Consider that I don't have the option to set VPN/DNS servers on my home router, I only have the option to set relay server.
Can you please explain my what should I do?
You coud disable the router's DHCP server (that is a default, standard option available in all routers) and enable the DHCP server in the admin interface (of Pi-hole). That will ensure that all clients connecting to the network, LAN or WiFi will all get the Pi-hole IP as the DNS server.
Do you mean disabling the first 2 settings in the screenshot?[Router Advertisement-Service & DHCPv6-Service] Then enable Enable IPv6 support (SLAAC + RA) ?
Hi there, may be a stupid question, but if I activate Pihole DHCP server AND disable Router DHCP (because I am not allowed to change DNS on ISP router), then my Pihole server cannot restart (or at least is not accessible from network).
I guess I need first to assign static IP address to Pihole machine ? IS that correct ?

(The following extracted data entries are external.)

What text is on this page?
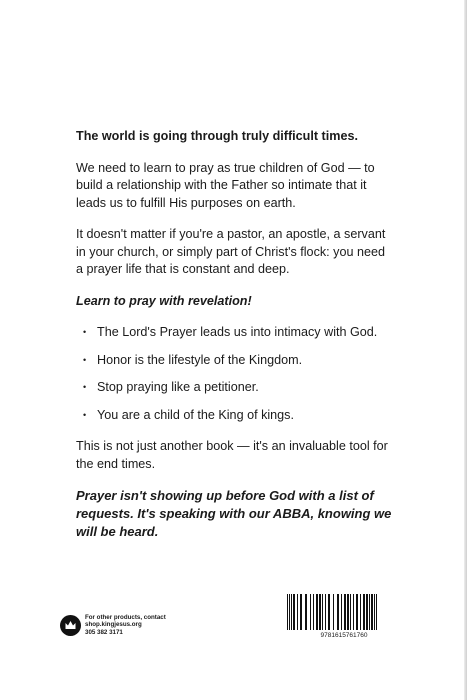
The world is going through truly difficult times.

We need to learn to pray as true children of God — to build a relationship with the Father so intimate that it leads us to fulfill His purposes on earth.

It doesn't matter if you're a pastor, an apostle, a servant in your church, or simply part of Christ's flock: you need a prayer life that is constant and deep.

Learn to pray with revelation!

• The Lord's Prayer leads us into intimacy with God.
• Honor is the lifestyle of the Kingdom.
• Stop praying like a petitioner.
• You are a child of the King of kings.

This is not just another book — it's an invaluable tool for the end times.

Prayer isn't showing up before God with a list of requests. It's speaking with our ABBA, knowing we will be heard.

For other products, contact
shop.kingjesus.org
305 382 3171	9781615761760
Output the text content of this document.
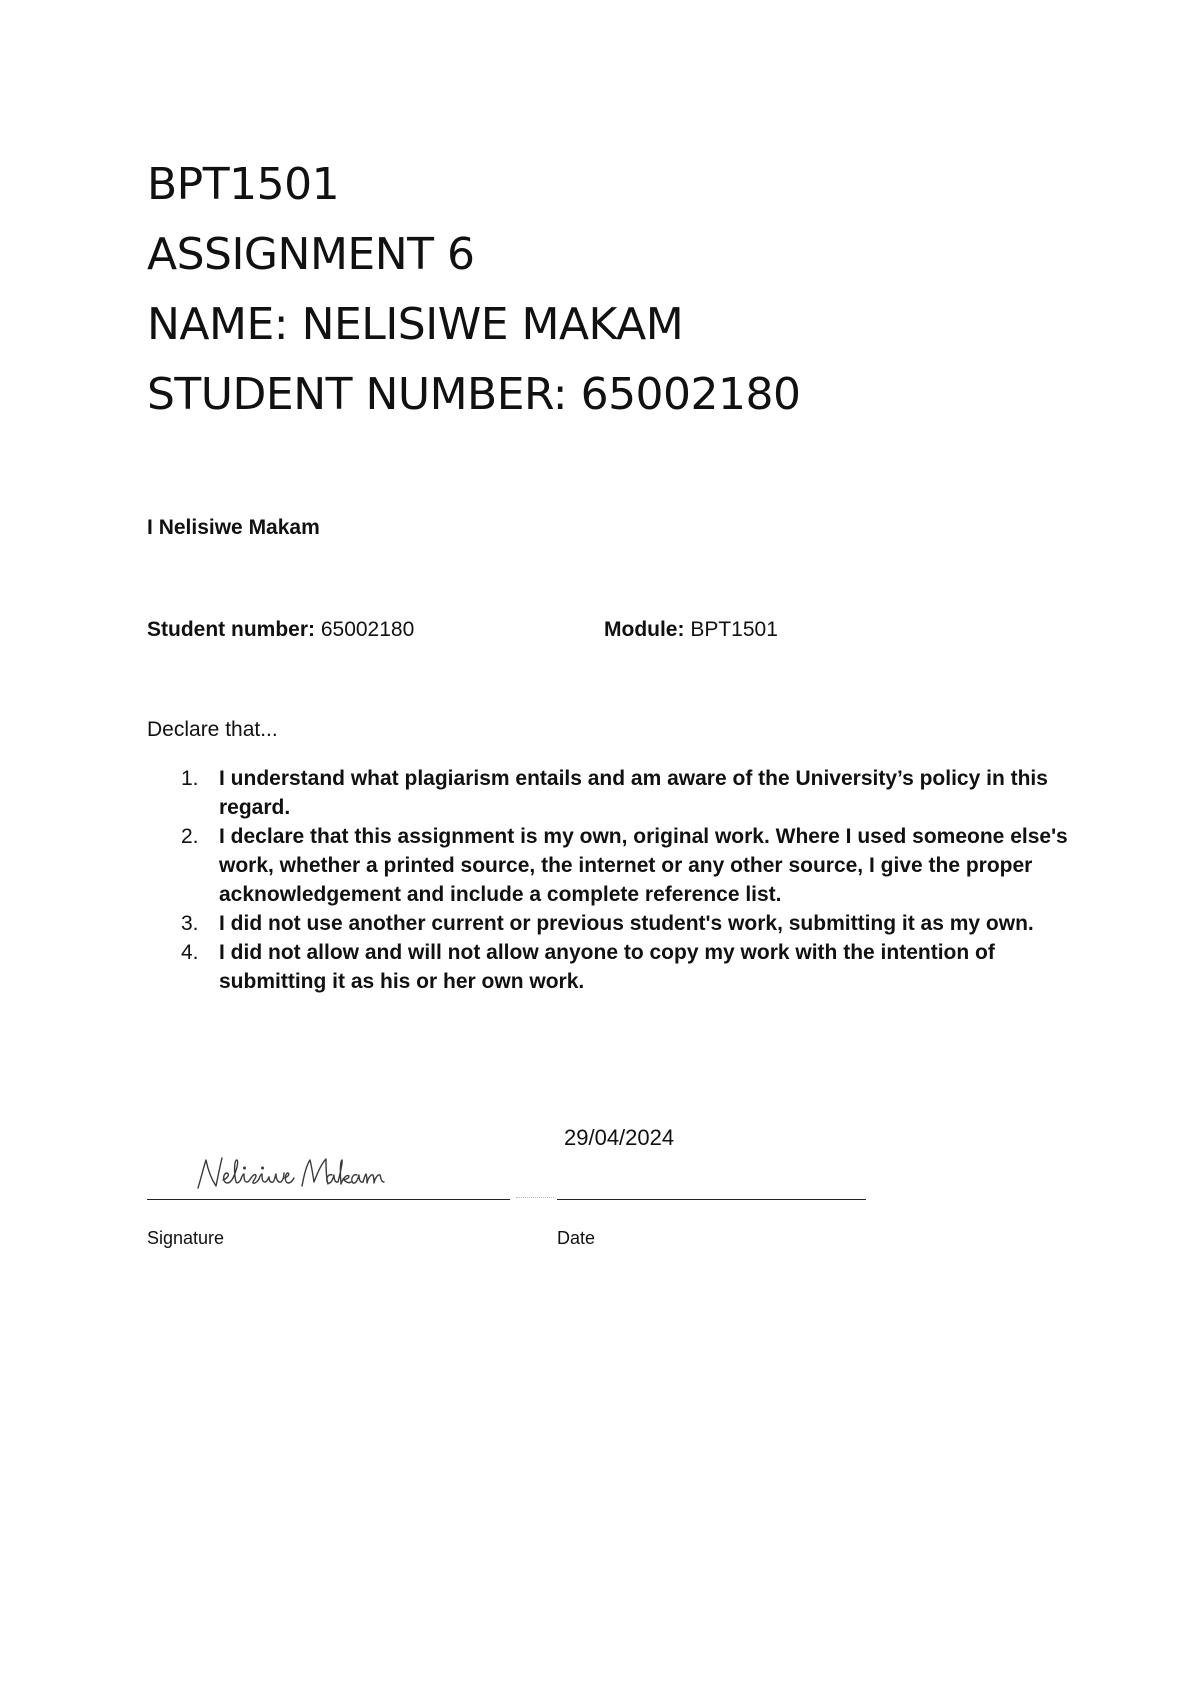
BPT1501
ASSIGNMENT 6
NAME: NELISIWE MAKAM
STUDENT NUMBER: 65002180
I Nelisiwe Makam
Student number: 65002180	Module: BPT1501
Declare that...
1. I understand what plagiarism entails and am aware of the University’s policy in this regard.
2. I declare that this assignment is my own, original work. Where I used someone else's work, whether a printed source, the internet or any other source, I give the proper acknowledgement and include a complete reference list.
3. I did not use another current or previous student's work, submitting it as my own.
4. I did not allow and will not allow anyone to copy my work with the intention of submitting it as his or her own work.
29/04/2024
Signature	Date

My Pihole runs on raspberry 4 (raspbian) side by side with volumio. What is the simplest way to achieve that ?
Thank you.
The problem is that my pihole instance is hosted by Linode and is not local, my router wouldn't be able to locate it automatically. How would I go about doing this with an external server?
DHCP uses broadcast addresses, it only works on the segment that Pi-hole is connected to directly. A router in between Pi-hole and the client breaks the broadcast domain and you'd have to use something like a DHCP helper or relay on the router to connect the segments.
A DHCP server located across a WAN link is a really bad idea.
I have DHCP enabled on the raspberry pi running pi-hole in docker. Everything seems to be working correctly, though I do not have the router DNS server pointed at the raspberry pi.
So, to confirm, do I need to set the router DNS address to the raspberry pi IP address when pi-hole is running as the DHCP server?
Pi-hole is working great! I just wanted to confirm that if using the Pi-hole for DHCP, I do not also need to configure the DNS server on my router. I asked because I don't know where the 'router responsibility' stops and the 'pi-hole responsibility' starts (devices 'physically' connect to the router but then the pi-hole does everything else?).
I didn't see it stated explicitly in the docs that if the Pi-hole DHCP service is enabled, then the Pi-hole is also acting as the server DNS automatically, and the DNS configuration on the router is not needed.
Hopefully this response here can help someone else with the same question. Thanks Dan!